When she was alone she lay her suitcase on the cedar chest and began to unpack, slowly. Her gaze was drawn to the floor-to-ceiling window of the outer wall, that opened out into pure shimmering light. She was feeling weak with excitement, and had to sit on the edge of the bed.
The coverlet was made of a stiff white puckered fabric, with rough-textured pillows in bright colors and designs that might have been Native American, Mexican. She smiled happily. She was a child who has crawled through a looking-glass and come into an amazing world—like Alice, her old, lost heroine.

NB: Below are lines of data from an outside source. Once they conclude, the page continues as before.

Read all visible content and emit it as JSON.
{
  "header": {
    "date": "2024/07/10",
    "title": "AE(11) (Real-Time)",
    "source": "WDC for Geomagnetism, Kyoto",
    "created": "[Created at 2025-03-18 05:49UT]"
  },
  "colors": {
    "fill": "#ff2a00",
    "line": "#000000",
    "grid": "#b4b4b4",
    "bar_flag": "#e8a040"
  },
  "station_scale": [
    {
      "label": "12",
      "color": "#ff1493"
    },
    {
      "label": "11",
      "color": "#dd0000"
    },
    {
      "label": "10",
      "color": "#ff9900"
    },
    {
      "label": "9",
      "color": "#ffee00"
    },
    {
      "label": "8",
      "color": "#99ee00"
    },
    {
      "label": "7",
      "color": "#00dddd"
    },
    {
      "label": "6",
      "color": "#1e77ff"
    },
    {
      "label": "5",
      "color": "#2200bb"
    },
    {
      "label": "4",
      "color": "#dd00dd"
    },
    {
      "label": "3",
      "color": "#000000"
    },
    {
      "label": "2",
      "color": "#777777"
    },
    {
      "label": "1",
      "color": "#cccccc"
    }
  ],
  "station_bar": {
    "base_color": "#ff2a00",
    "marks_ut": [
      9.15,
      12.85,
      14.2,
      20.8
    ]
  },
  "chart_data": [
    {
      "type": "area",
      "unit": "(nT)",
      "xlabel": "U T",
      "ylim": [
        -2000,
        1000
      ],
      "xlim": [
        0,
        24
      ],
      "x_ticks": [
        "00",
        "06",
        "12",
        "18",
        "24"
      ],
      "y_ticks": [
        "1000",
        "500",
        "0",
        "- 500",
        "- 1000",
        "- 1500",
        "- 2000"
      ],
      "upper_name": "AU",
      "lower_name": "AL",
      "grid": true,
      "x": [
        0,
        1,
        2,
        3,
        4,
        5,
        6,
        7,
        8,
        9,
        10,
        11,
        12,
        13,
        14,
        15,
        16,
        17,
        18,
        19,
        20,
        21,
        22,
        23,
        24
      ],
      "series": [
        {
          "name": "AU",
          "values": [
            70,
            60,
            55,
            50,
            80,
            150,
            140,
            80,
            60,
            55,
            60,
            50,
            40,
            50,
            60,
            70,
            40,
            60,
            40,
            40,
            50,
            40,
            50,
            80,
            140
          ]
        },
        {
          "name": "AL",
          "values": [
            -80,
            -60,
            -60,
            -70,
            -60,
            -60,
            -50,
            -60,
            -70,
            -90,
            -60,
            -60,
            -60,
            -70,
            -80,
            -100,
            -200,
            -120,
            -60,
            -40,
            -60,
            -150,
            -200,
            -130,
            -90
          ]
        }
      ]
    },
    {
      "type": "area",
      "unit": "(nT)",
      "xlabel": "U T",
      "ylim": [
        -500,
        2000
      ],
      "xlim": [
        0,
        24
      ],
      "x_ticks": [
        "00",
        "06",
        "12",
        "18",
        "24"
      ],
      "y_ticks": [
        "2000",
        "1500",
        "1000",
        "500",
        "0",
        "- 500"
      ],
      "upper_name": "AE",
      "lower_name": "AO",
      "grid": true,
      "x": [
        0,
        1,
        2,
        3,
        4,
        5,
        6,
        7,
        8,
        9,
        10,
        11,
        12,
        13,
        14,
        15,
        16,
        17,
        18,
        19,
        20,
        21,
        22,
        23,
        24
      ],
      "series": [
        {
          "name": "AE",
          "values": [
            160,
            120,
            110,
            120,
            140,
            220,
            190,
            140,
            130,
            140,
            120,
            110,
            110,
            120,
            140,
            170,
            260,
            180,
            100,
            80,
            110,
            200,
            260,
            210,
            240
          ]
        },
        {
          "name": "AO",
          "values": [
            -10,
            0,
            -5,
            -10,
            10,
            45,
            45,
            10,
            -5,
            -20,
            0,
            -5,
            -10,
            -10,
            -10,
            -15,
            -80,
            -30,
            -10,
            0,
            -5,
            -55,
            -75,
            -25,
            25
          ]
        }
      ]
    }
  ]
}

WHEN YOUR FATHER DIED I came here to live. I could not breathe in the low place I’d been living, a brownstone in Washington Square Mews.
For a long time then I slept mostly in this room—though it’s meant to be obviously a child’s room. I fell asleep to the view outside this window, at night. I woke to this view in the morning. It was months before I got around to unpacking. I hardly went into the other rooms . . . During the day I was a professor at the University.
I have always been hypnotized by my work and essentially my life is this “hypnosis.” It has not been a personal life, much.
At the Institute it was suggested that I take a semester’s sabbatical but I refused. I took on new responsibilities—a new graduate seminar in the philosophy of linguistics, a new course with a colleague in art history titled “The Art of Estrangement.” A university committee on minority hiring, a selection committee for post-docs at the Institute for Independent Study.
I could not bear a protracted time during which I would mourn my son for there was no thought of Gus that was not an infinity into which I could fall, and fall.
I am not by nature a mourner. That is not my personality. What it was that happened to me, I have never understood. But it was in this room and not the other rooms of the apartment that it happened.
Though I was very tired at this time I was also tireless.
You may find yourself in this state someday. I think it is a woman’s state of being. Your mother would know.
And then, it was September 2001—the morning of September eleventh.
This window faces south—downtown. Of all the windows in the apartment it is this window, ironically, in this small room, that gives the most direct view of what would be called Ground Zero. I happened to be in this room on the morning of September eleventh. I don’t think that I had slept here the night before but sometime in the early morning, at dawn, when I was awake and couldn’t get back to sleep, I came into this room, which has such an extraordinary view of the avenues and streets and their lights and the taxis—on West Houston, the taxis cruise at all hours. To watch the sky change its colors—the clouds change—that is very comforting. And then, later, as I was about to leave to go to the University, there was—suddenly—a few miles away—in the area of the World Trade Center—a patch of something fiery-red.
Was it a fire? An explosion? Out of nowhere it had seemed to come. I had just glanced out the window and now, I could not look away.
One of the tall towers of the World Trade Center tower was on fire, billowing smoke—it was instantly recognizable though miles away.
Almost sometimes, years later I can see the fire there, in that emptiness—the terrible smoke, like boiling black air. And then, as I was watching, the second plane struck . . .
I would not look away for a long time.
At the time there was only astonishment. This is what I recall—there were no words for what had happened, or was happening, only just astonishment. It was like trying to wake from a dream—I could not comprehend what I was seeing—for it had no end, it was continuous, it would not end for hours, for days.